Huawei aslında o az bilinen ama yemekleri ağız sulandıran restoranlar gibi. Çin’de bile, beş yıl önce memleketime gittiğimde ‘Huawei’de çalışıyorum’ deyince bilmiyorlardı. Neden? Çünkü şebekeyle ilgileniyorduk. Ağlar, şebekeler çok teknik olduğu için insanlara sıkıcı geliyordu, kimse ilgilenmiyordu. İnsanlar nasıl bizi öğrenir, bizi nasıl sever diye kendimize sorduk. Sancılı bir dönemdi. Üç yıl önce yaptığımız cihazlar pek şık görünmüyorlardı. Şimdi, Edge gibi ürünlerimize bakınca gururlanıyorum, çünkü çok güzeller. İnsanların adını söyleyemedikleri bir şirketi tanımaları zordu. Çok iyi bir teknolojiye sahip olabilirsiniz ama marka algısını yaratmak zor. İmkansızı başararak, harika cihazlar yaparak insanlar tarafından tanınabiliyorsunuz. Mesela CES 2013’te dünyanın en sağlam telefonu olan Ascend D2’yi tanıttık. Su geçirmez, çok hızlı, Full HD ekranlı, o yüzden ona en güçlü telefon da diyoruz. Mate ise 6,1 inçlik ekranıyla en büyük telefonumuz. Günümüzde ekran büyüklüğü çok önemli. Sosyal medya hesaplarının takibini kolaylaştırıyor ve e-postaların kolay okunması sağlıyor. Pili de harika şekilde iki gün dayanıyor. Sorunuzun cevabı ise evet, kullandığınız o gri, incecik 3G modem de üzerinde yazmasa da bizim ürünümüz mesela…

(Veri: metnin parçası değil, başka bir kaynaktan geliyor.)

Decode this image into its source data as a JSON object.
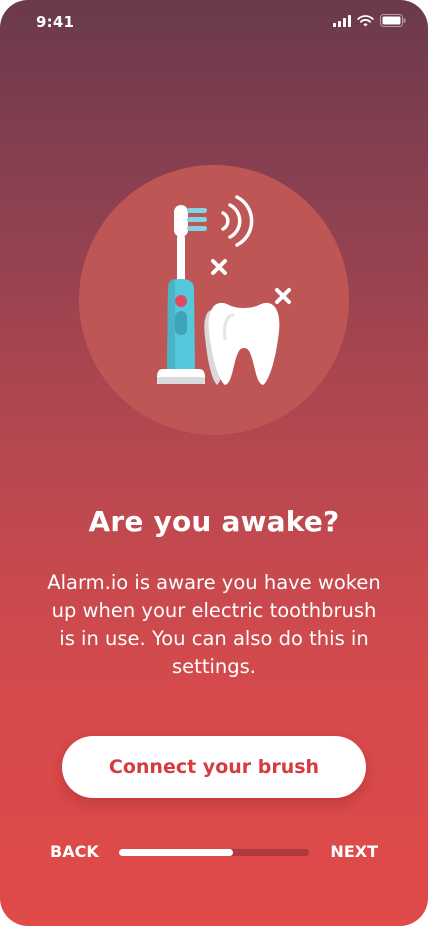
{
  "status_bar": {
    "time": "9:41",
    "icons": [
      "cellular-signal-icon",
      "wifi-icon",
      "battery-icon"
    ]
  },
  "hero": {
    "icons": [
      "electric-toothbrush-icon",
      "vibration-waves-icon",
      "tooth-icon",
      "sparkle-icon"
    ],
    "colors": {
      "circle": "#bf5656",
      "brush_body": "#56c8dc",
      "brush_button": "#e24a60",
      "tooth": "#ffffff"
    }
  },
  "content": {
    "title": "Are you awake?",
    "body": "Alarm.io is aware you have woken up when your electric toothbrush is in use. You can also do this in settings."
  },
  "actions": {
    "connect_label": "Connect your brush"
  },
  "nav": {
    "back_label": "BACK",
    "next_label": "NEXT",
    "progress_fraction": 0.6
  },
  "theme": {
    "gradient_top": "#6a3a4c",
    "gradient_bottom": "#e04a48",
    "accent": "#d43c40"
  }
}
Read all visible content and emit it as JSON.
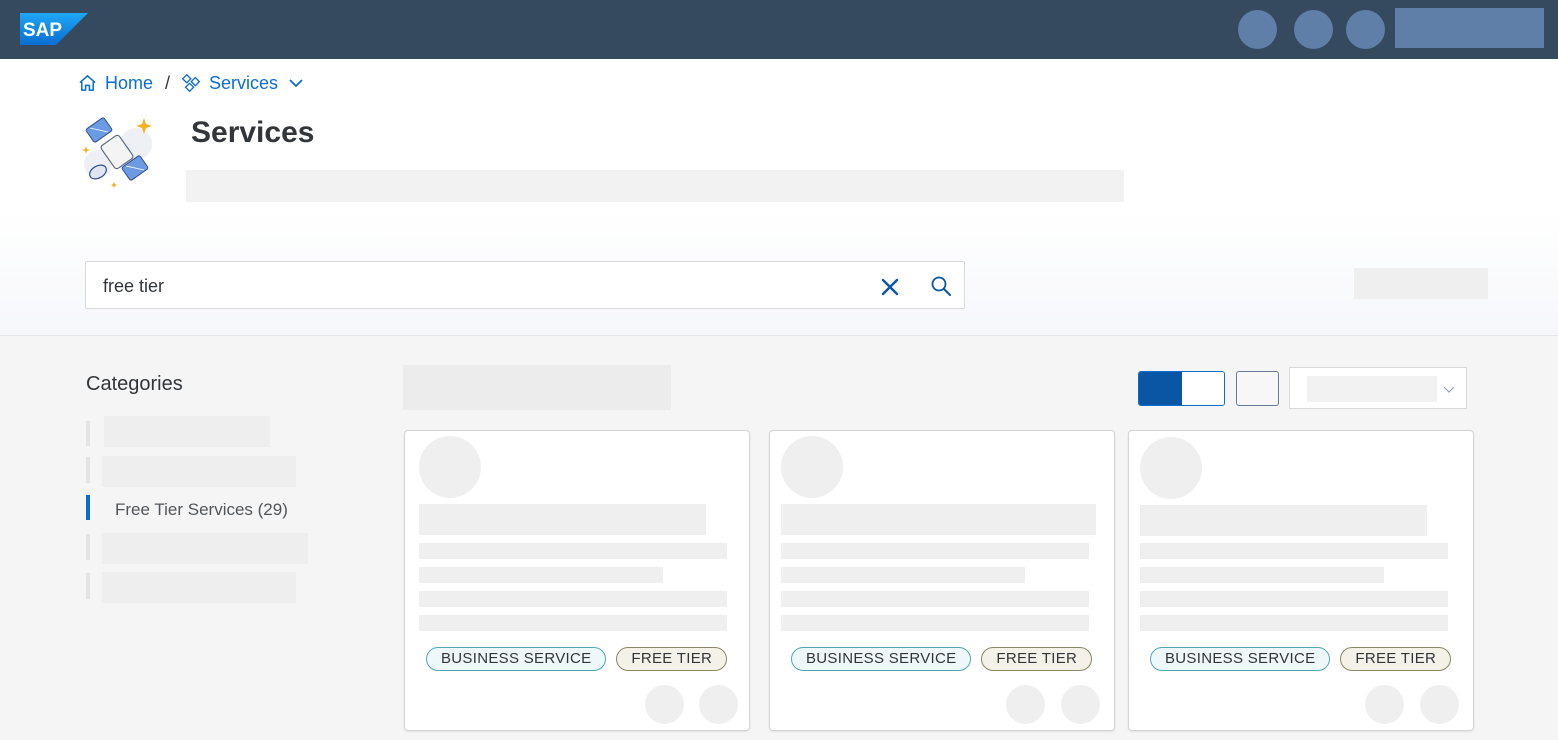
{
  "shell": {
    "logo_text": "SAP",
    "colors": {
      "shellbar": "#354a5f",
      "placeholder": "#5f7fa8"
    }
  },
  "breadcrumb": {
    "home_label": "Home",
    "separator": "/",
    "current_label": "Services"
  },
  "header": {
    "title": "Services"
  },
  "search": {
    "value": "free tier",
    "placeholder": "",
    "clear_icon": "close-icon",
    "search_icon": "search-icon"
  },
  "sidebar": {
    "title": "Categories",
    "active_item_label": "Free Tier Services (29)"
  },
  "cards": [
    {
      "tags": [
        "BUSINESS SERVICE",
        "FREE TIER"
      ]
    },
    {
      "tags": [
        "BUSINESS SERVICE",
        "FREE TIER"
      ]
    },
    {
      "tags": [
        "BUSINESS SERVICE",
        "FREE TIER"
      ]
    }
  ],
  "colors": {
    "accent": "#0a6ed1",
    "business_tag_border": "#52a6b4",
    "free_tier_tag_border": "#8a8766"
  }
}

– Sizden de bir Google Nexus cihaz görebilecek miyiz?
Bunu yapmaya gücümüz var fakat şu an öyle bir planımız yok. Şu an ikinci en büyük Android telefon üreticisiyiz. Google ile yakın olarak çalışıyoruz. Fakat şu an kendi markamıza daha çok yoğunlaşmayı tercih ediyoruz.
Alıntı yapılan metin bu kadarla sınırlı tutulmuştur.